Few of these mutations were inherited in the traditional sense, and the affected children are typically the only family member with the disorder. So, many parents are searching out strangers struck by the same genetic lightning bolt... Sometimes what they find is unsettling. But in the emerging communities of the genetically rare, more often it is sustaining.

Thursday, December 27, 2007

The alternative for a child working in a factory?

Economic realities:

Oxfam once reported on a situation in Bangladesh where international outrage forced factories to lay off 30,000 child workers. Many of those kids starved to death; many became prostitutes. A 1995 Unicef study described how an international boycott of carpets made in Nepal using child labour led to between 5,000 and 7,000 Nepali girls turning to prostitution because a better option was now denied to them.

The secret to raising smarter kids

How do we transmit a growth mind-set to our children? One way is by telling stories about achievements that result from hard work. For instance, talking about math geniuses who were more or less born that way puts students in a fixed mind-set, but descriptions of great mathematicians who fell in love with math and developed amazing skills engenders a growth mind-set, our studies have shown. People also communicate mind-sets through praise. Although many, if not most, parents believe that they should build up a child by telling him or her how brilliant and talented he or she is, our research suggests that this is misguided.

Yawcam -- motion-detecting on feature on webcam

A simpler alternative to webcam software out there. Can ftp, email or straight hard drive save footage. Free, Windows.

Pedophiles have less brain white matter

On average, they're also shorter with lower IQ, and have increased frequency of lefthandedness.

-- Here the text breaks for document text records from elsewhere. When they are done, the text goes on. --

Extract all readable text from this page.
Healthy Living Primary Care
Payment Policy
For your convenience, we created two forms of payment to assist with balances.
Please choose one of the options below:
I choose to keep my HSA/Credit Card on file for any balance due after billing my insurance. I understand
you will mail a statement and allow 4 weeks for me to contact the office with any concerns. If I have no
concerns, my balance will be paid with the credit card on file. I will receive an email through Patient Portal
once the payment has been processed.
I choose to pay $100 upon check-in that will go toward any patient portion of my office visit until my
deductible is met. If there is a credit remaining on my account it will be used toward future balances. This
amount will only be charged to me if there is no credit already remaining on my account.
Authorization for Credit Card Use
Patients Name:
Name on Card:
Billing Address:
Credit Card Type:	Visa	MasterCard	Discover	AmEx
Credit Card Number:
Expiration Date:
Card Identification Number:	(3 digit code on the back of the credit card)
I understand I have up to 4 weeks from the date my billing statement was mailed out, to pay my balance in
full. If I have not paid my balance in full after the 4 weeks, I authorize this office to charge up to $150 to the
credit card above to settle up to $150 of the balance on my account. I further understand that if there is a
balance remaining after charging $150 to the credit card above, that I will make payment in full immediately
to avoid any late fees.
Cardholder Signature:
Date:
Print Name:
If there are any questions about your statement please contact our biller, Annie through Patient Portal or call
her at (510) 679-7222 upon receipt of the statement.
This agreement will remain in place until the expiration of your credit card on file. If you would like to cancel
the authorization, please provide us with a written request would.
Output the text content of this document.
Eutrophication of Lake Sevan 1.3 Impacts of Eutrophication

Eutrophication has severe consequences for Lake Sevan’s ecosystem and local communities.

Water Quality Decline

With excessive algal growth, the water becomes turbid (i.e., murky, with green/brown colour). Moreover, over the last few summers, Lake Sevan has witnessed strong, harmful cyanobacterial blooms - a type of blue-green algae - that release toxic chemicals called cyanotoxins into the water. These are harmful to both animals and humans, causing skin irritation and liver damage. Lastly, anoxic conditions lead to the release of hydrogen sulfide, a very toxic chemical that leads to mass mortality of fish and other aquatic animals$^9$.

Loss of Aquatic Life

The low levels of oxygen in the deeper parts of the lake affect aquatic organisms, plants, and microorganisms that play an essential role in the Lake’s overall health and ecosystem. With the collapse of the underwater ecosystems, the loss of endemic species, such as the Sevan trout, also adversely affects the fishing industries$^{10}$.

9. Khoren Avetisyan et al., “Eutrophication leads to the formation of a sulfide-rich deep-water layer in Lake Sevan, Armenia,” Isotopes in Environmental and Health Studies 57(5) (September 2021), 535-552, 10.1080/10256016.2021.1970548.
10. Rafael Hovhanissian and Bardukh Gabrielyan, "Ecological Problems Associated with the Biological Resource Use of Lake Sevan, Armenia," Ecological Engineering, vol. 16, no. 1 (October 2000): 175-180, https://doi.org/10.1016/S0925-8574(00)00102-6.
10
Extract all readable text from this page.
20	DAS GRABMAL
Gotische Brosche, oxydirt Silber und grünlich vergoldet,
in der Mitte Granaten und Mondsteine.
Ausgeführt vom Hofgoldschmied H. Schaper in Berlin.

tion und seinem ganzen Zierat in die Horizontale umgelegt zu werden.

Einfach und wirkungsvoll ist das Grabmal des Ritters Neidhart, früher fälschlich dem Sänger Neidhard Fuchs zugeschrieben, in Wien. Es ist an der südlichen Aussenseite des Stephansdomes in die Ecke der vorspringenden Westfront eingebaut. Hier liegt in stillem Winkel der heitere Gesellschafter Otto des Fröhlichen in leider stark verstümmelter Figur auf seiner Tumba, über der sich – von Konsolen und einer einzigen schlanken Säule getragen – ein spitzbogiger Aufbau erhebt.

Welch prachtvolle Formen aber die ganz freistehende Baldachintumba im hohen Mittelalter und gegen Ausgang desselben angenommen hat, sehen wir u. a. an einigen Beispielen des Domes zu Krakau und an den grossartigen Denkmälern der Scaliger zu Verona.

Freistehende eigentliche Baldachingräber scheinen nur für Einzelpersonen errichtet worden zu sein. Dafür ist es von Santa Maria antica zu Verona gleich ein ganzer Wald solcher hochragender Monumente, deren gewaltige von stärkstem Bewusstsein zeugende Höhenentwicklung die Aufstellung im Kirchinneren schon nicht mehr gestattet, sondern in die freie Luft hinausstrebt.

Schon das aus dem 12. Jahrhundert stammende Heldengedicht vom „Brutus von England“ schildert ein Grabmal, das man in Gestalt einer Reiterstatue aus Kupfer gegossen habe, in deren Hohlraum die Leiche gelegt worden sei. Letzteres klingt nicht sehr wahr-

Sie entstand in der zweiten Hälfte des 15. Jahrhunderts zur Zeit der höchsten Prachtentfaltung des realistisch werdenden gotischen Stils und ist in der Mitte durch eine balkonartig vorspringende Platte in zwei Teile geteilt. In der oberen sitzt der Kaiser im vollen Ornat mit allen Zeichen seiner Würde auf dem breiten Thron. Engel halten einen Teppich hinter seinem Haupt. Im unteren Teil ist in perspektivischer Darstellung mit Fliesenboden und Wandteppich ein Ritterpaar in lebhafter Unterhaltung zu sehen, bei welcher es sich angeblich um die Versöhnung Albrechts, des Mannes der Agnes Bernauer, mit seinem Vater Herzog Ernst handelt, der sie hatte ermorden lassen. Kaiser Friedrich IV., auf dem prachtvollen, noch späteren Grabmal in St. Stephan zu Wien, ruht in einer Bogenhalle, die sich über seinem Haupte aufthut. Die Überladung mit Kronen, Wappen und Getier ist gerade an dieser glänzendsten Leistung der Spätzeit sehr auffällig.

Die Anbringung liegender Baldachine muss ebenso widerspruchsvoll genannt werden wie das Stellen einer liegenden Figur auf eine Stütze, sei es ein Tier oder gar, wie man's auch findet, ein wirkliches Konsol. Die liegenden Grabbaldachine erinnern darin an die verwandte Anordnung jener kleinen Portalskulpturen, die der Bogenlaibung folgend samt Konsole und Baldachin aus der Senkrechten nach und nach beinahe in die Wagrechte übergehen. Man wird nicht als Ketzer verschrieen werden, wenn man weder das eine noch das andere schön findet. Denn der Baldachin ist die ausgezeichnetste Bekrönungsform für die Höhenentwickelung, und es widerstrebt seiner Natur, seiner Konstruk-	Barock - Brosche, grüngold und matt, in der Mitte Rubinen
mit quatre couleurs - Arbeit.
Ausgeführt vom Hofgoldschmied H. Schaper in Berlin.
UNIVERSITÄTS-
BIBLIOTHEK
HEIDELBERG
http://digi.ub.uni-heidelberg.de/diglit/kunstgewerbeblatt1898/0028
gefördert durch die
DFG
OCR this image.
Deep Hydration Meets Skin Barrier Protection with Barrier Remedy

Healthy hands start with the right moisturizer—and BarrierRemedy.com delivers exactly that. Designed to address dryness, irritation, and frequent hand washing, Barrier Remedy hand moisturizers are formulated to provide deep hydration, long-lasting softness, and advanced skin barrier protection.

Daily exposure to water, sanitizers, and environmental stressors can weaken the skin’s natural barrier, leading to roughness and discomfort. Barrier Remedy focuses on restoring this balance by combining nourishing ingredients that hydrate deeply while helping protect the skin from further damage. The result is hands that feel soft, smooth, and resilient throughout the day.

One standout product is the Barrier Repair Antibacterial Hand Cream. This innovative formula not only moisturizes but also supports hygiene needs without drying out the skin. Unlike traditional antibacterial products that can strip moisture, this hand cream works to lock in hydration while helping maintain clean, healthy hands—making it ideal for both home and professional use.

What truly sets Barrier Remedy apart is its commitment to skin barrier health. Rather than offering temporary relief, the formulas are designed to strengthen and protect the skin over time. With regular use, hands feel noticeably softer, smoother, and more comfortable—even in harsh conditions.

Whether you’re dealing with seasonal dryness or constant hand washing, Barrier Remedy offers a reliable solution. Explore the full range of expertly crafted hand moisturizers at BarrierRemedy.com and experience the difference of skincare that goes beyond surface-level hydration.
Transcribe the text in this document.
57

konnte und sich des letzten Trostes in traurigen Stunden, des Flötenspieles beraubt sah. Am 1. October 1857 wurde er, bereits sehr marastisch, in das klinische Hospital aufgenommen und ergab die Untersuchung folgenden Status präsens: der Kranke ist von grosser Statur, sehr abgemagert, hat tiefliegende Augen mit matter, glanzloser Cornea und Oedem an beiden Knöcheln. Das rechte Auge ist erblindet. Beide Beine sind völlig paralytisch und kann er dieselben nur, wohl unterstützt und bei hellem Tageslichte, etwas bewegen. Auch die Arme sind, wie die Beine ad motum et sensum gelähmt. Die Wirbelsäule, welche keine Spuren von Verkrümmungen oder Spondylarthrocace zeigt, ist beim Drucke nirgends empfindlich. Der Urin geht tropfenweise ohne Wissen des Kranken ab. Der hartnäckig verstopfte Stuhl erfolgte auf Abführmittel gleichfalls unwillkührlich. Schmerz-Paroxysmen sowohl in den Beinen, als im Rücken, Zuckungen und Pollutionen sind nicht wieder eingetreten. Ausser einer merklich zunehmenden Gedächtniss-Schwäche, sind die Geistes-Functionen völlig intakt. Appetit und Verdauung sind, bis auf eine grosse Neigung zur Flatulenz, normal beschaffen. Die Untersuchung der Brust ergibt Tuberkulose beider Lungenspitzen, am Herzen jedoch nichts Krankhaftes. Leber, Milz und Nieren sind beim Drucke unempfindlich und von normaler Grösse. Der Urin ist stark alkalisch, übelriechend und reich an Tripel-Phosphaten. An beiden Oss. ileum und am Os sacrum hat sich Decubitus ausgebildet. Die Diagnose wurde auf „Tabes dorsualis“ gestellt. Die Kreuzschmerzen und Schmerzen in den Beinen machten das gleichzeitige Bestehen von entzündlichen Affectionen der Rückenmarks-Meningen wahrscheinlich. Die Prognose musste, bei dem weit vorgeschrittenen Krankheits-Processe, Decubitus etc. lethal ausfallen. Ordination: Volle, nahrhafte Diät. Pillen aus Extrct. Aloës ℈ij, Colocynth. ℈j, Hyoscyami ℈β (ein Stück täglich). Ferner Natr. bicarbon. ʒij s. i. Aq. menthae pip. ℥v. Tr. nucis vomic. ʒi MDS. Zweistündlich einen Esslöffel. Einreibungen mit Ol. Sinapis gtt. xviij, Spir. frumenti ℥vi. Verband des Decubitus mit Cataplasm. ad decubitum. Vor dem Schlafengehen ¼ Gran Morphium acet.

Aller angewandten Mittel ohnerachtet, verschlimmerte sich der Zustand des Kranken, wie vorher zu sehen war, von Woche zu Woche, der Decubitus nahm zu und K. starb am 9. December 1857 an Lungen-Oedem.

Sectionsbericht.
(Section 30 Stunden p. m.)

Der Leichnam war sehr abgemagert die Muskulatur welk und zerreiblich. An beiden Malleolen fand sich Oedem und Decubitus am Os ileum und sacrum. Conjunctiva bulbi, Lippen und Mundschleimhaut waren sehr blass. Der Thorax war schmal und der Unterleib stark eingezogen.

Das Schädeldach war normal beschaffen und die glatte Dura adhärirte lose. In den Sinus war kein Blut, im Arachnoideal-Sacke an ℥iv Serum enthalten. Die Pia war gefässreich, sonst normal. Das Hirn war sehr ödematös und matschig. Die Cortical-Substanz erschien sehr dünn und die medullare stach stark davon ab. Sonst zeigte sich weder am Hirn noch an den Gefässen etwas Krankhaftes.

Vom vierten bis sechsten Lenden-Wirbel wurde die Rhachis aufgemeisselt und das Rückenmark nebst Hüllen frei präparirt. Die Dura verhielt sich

Pedophiles' secret code on the Web

FBI intelligence bulletin on symbols and logos to indicate sexual preference.

Monday, October 22, 2007

Level of oxytocin in pregnant women predicts mother-child bond

Oxytocin seems to be preparing mothers to engage in bonding behaviors. The findings also show that oxytocin is related to the mental, as well as the behavioral, aspect of bonding.

Monday, October 15, 2007

Mother love not required

... while I long for the idea of a mother -- a mentor, a role model, a learned woman who serves as my career and life guide, a best friend, a blanket that offers comfort -- my mother was none of these things, and I have developed my own familial construct: a life inhabited by strong, supportive, loving people who couldn't imagine their lives without me in it (and vice versa).
Family would seem to have something to do with real bonding rather than mere genetics. Take this story about two mothers who had their babies swapped at birth, but are unwilling to switch back ten months later upon discovering the mistake.

Sunday, October 14, 2007

Barbie's Fashion Fever Shopping Boutique

You daughter can pretend to go shopping with a credit card with no limit. The video at the site seems to imply that a swipe activates audio declaring the price of the item in some congratulatory manner.
And some imaginary Barbie sets here, like Trailer Trash Barbie.